I mean, I'm not saying Sisko made the right or wrong call, because I don't think there was a good option...well, shared custody might have been nice...
 
Perhaps someone here with in-depth technical knowledge can answer this:

Let's assume that the Talarians begin firing on the Enterprise with their "X-Ray Lasers" and "Merculite Rockets." Would it have any effect on the Enterprise's shields? Could the Enterprise destroy all the surrounding Talarian vessels with one photon torpedo each?
 
The needs of Juno should have come to the Forefront it was his decision.
however the Admiral can go to the aliens and request a meeting and try diplomatically to get her grandson back it kind of wasn't Picards place and he didn't want any of it.
he more likely got chewed out by the Admiral but hey it happens.
If I was Picard I woukd take Juno to the hollo deck and let him experience human culture and civilization and tell him this is humanity, spend as much time as you'd like.
Just like worf, he was an orphan raised by aliens, but he took both cultures and melded them.
 
Depends on what the plot calls for.

I realize it is a bit unusual to go into hypotheticals on a forum dedicated to a science fiction TV show, but bear with me...
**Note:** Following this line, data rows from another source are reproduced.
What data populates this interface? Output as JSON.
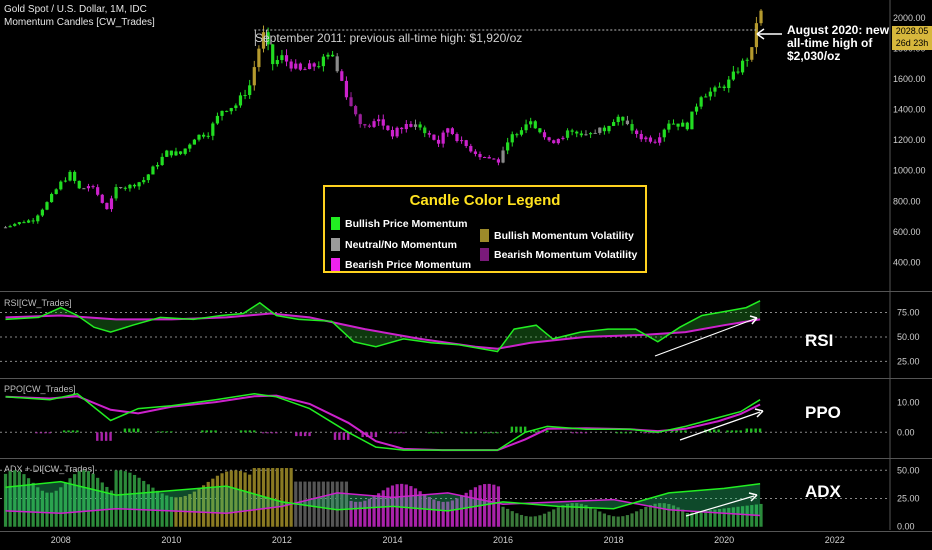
{
  "header": {
    "title": "Gold Spot / U.S. Dollar, 1M, IDC",
    "indicator": "Momentum Candles [CW_Trades]"
  },
  "annotations": {
    "sept2011": "September 2011: previous all-time high: $1,920/oz",
    "aug2020_line1": "August 2020: new",
    "aug2020_line2": "all-time high of",
    "aug2020_line3": "$2,030/oz"
  },
  "price_tag": {
    "value": "2028.05",
    "countdown": "26d 23h"
  },
  "legend": {
    "title": "Candle Color Legend",
    "items": [
      {
        "label": "Bullish Price Momentum",
        "color": "#22ee22"
      },
      {
        "label": "Neutral/No Momentum",
        "color": "#9a9a9a"
      },
      {
        "label": "Bearish Price Momentum",
        "color": "#ee22ee"
      },
      {
        "label": "Bullish Momentum Volatility",
        "color": "#9c8a2a"
      },
      {
        "label": "Bearish Momentum Volatility",
        "color": "#7a1a7a"
      }
    ]
  },
  "panels": {
    "rsi": {
      "title": "RSI[CW_Trades]",
      "label": "RSI",
      "ticks": [
        "75.00",
        "50.00",
        "25.00"
      ]
    },
    "ppo": {
      "title": "PPO[CW_Trades]",
      "label": "PPO",
      "ticks": [
        "10.00",
        "0.00"
      ]
    },
    "adx": {
      "title": "ADX + DI[CW_Trades]",
      "label": "ADX",
      "ticks": [
        "50.00",
        "25.00",
        "0.00"
      ]
    }
  },
  "chart_data": {
    "type": "candlestick",
    "price_axis_ticks": [
      "2000.00",
      "1800.00",
      "1600.00",
      "1400.00",
      "1200.00",
      "1000.00",
      "800.00",
      "600.00",
      "400.00"
    ],
    "x_ticks": [
      "2008",
      "2010",
      "2012",
      "2014",
      "2016",
      "2018",
      "2020",
      "2022"
    ],
    "ylim": [
      220,
      2090
    ],
    "xlim": [
      2006.9,
      2023.0
    ],
    "monthly_close": [
      [
        2007.0,
        630
      ],
      [
        2007.25,
        660
      ],
      [
        2007.5,
        680
      ],
      [
        2007.75,
        790
      ],
      [
        2008.0,
        920
      ],
      [
        2008.17,
        980
      ],
      [
        2008.33,
        880
      ],
      [
        2008.58,
        900
      ],
      [
        2008.83,
        740
      ],
      [
        2009.0,
        880
      ],
      [
        2009.25,
        900
      ],
      [
        2009.5,
        940
      ],
      [
        2009.75,
        1050
      ],
      [
        2009.92,
        1120
      ],
      [
        2010.17,
        1110
      ],
      [
        2010.42,
        1220
      ],
      [
        2010.67,
        1250
      ],
      [
        2010.92,
        1400
      ],
      [
        2011.17,
        1430
      ],
      [
        2011.42,
        1560
      ],
      [
        2011.58,
        1800
      ],
      [
        2011.67,
        1890
      ],
      [
        2011.83,
        1700
      ],
      [
        2012.0,
        1740
      ],
      [
        2012.33,
        1650
      ],
      [
        2012.67,
        1700
      ],
      [
        2012.83,
        1780
      ],
      [
        2013.0,
        1670
      ],
      [
        2013.25,
        1420
      ],
      [
        2013.5,
        1280
      ],
      [
        2013.75,
        1330
      ],
      [
        2014.0,
        1240
      ],
      [
        2014.25,
        1300
      ],
      [
        2014.5,
        1290
      ],
      [
        2014.83,
        1180
      ],
      [
        2015.0,
        1280
      ],
      [
        2015.25,
        1180
      ],
      [
        2015.58,
        1100
      ],
      [
        2015.92,
        1060
      ],
      [
        2016.17,
        1230
      ],
      [
        2016.5,
        1340
      ],
      [
        2016.83,
        1180
      ],
      [
        2017.17,
        1250
      ],
      [
        2017.5,
        1240
      ],
      [
        2017.83,
        1280
      ],
      [
        2018.08,
        1340
      ],
      [
        2018.5,
        1220
      ],
      [
        2018.75,
        1200
      ],
      [
        2019.0,
        1320
      ],
      [
        2019.33,
        1290
      ],
      [
        2019.58,
        1500
      ],
      [
        2019.83,
        1520
      ],
      [
        2020.08,
        1580
      ],
      [
        2020.33,
        1700
      ],
      [
        2020.5,
        1780
      ],
      [
        2020.58,
        1975
      ],
      [
        2020.65,
        2028
      ]
    ],
    "september_2011_high": 1920,
    "august_2020_high": 2030
  }
}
Let's assume that the writers decided to go a different direction, wherein the Talarians fire on the Enterprise. With that in mind:

Let's assume that the Talarians begin firing on the Enterprise with their "X-Ray Lasers" and "Merculite Rockets." Would it have any effect on the Enterprise's shields? Could the Enterprise destroy all the surrounding Talarian vessels with one photon torpedo each?